The portraits vary from literary figures, like Proust and Rimbaud, to subculture heroes like Johnny Thunders and pop culture icons like Dolly Parton. He touches on politics in a Silence = Death piece and shows his sense of humor in a bawdy depiction of the Brontë sisters. A short story that’s included in the show, “The House of Burning Desire,” and its accompanying illustration, gives a glimpse into a dark childhood in Montebello. TOMATÂ does a good job of lending insight into a multi-faceted, creative person by presenting his work from various different periods of his life. In doing that, they shift the focus from art as a thing to art as a human act, which is so important right now.
I find the legend of the Screamers more interesting now than ever. In the 1990s, when I first heard the band referenced, it was unusual that a band said to be such a big live draw without releasing any recordings. Yet, it also didn’t seem totally out of the ordinary. We were still a few years away from accessible home studio gear and Web 2.0, so, unless bands had the backing of a label, they had to rely on the strength of their live shows and literal word-of-mouth promotion. That the Screamers were selling out local venues without so much as a single said more about record labels than the band.
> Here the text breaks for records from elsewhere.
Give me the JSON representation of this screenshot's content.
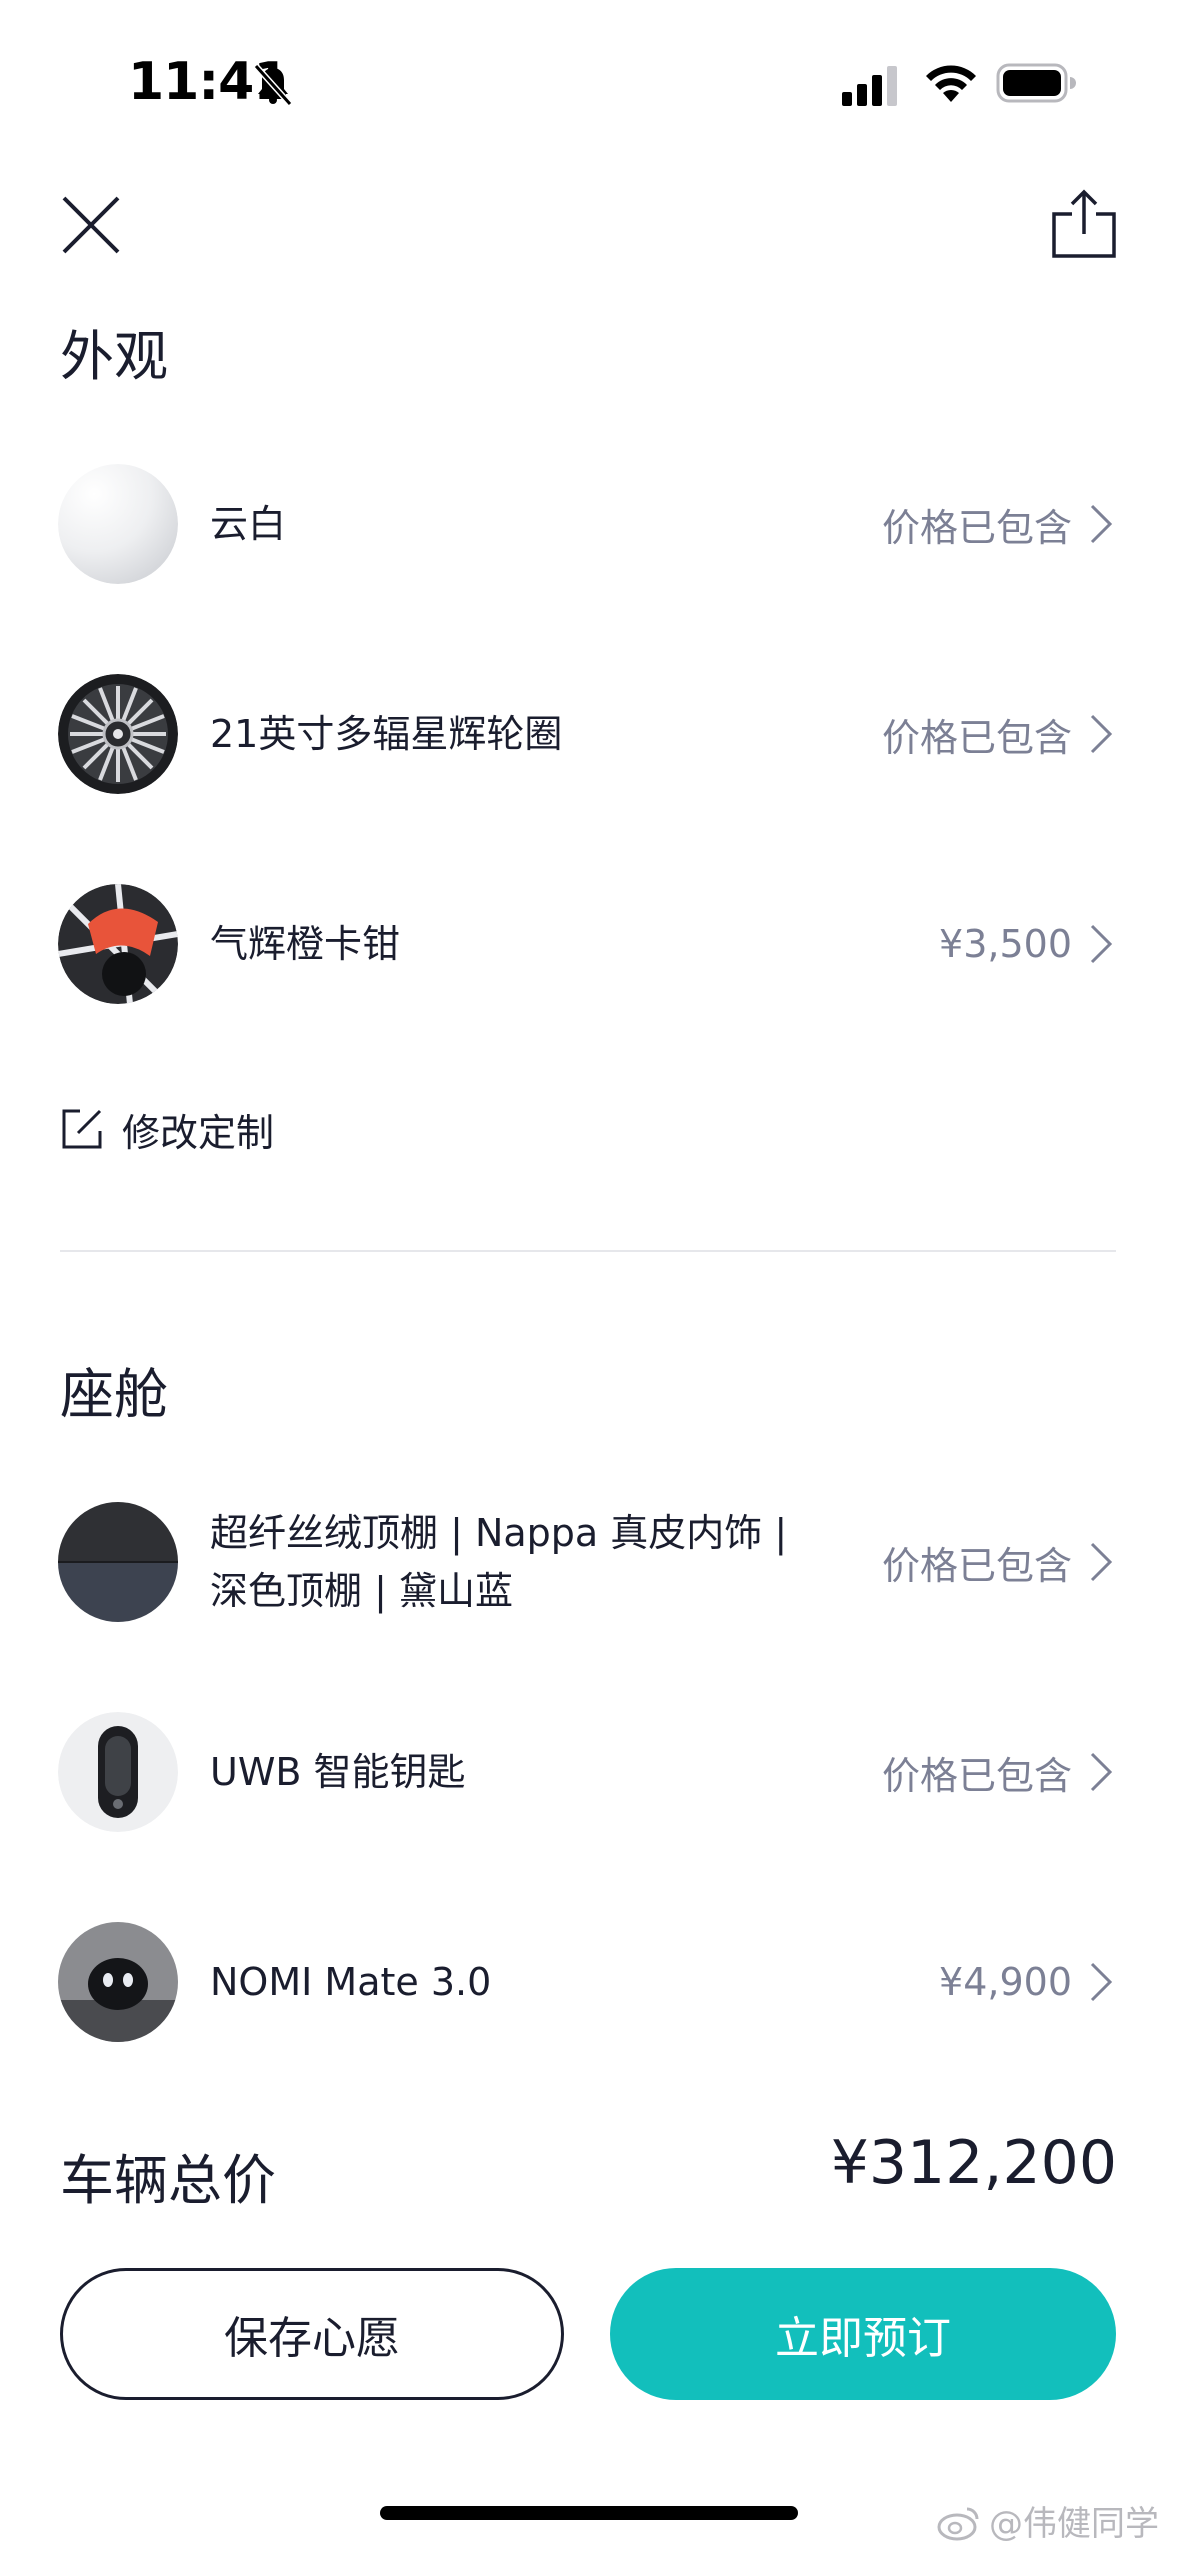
{
  "status_bar": {
    "time": "11:41"
  },
  "exterior": {
    "title": "外观",
    "items": [
      {
        "name": "云白",
        "price": "价格已包含"
      },
      {
        "name": "21英寸多辐星辉轮圈",
        "price": "价格已包含"
      },
      {
        "name": "气辉橙卡钳",
        "price": "¥3,500"
      }
    ],
    "edit_label": "修改定制"
  },
  "cabin": {
    "title": "座舱",
    "items": [
      {
        "name_line1": "超纤丝绒顶棚 | Nappa 真皮内饰 |",
        "name_line2": "深色顶棚 | 黛山蓝",
        "price": "价格已包含"
      },
      {
        "name": "UWB 智能钥匙",
        "price": "价格已包含"
      },
      {
        "name": "NOMI Mate 3.0",
        "price": "¥4,900"
      }
    ]
  },
  "total": {
    "label": "车辆总价",
    "value": "¥312,200"
  },
  "actions": {
    "save_label": "保存心愿",
    "order_label": "立即预订"
  },
  "watermark": "@伟健同学",
  "colors": {
    "accent": "#12bfbc",
    "text": "#1a1d2e",
    "muted": "#7c8095",
    "brake_caliper": "#e8543a"
  }
}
Today, the inverse is true to an extreme. AI can generate the music, the images and the backstory for a band that doesn’t actually exist. And since likes, streams and every other metric by which people judge the value of art content today can be faked, the band that doesn’t really exist can garner a significant base of fans who also don’t actually exist. Even if platforms had to post disclaimers for AI content, it wouldn’t make much of a difference because there simply aren’t enough people who care. This isn’t just a matter of living in the age of bots, it’s also that flesh-and-blood humans act more and more like bots every day. Scroll, like, share, repeat. Don’t think to much about it, just feed the beast. All of this is terrible for culture in that it strips art of its humanity. And, I think, if you see TOMATÂ, which is on view at MutMuz until mid-September, you’ll at least start to understand why that’s such a big deal.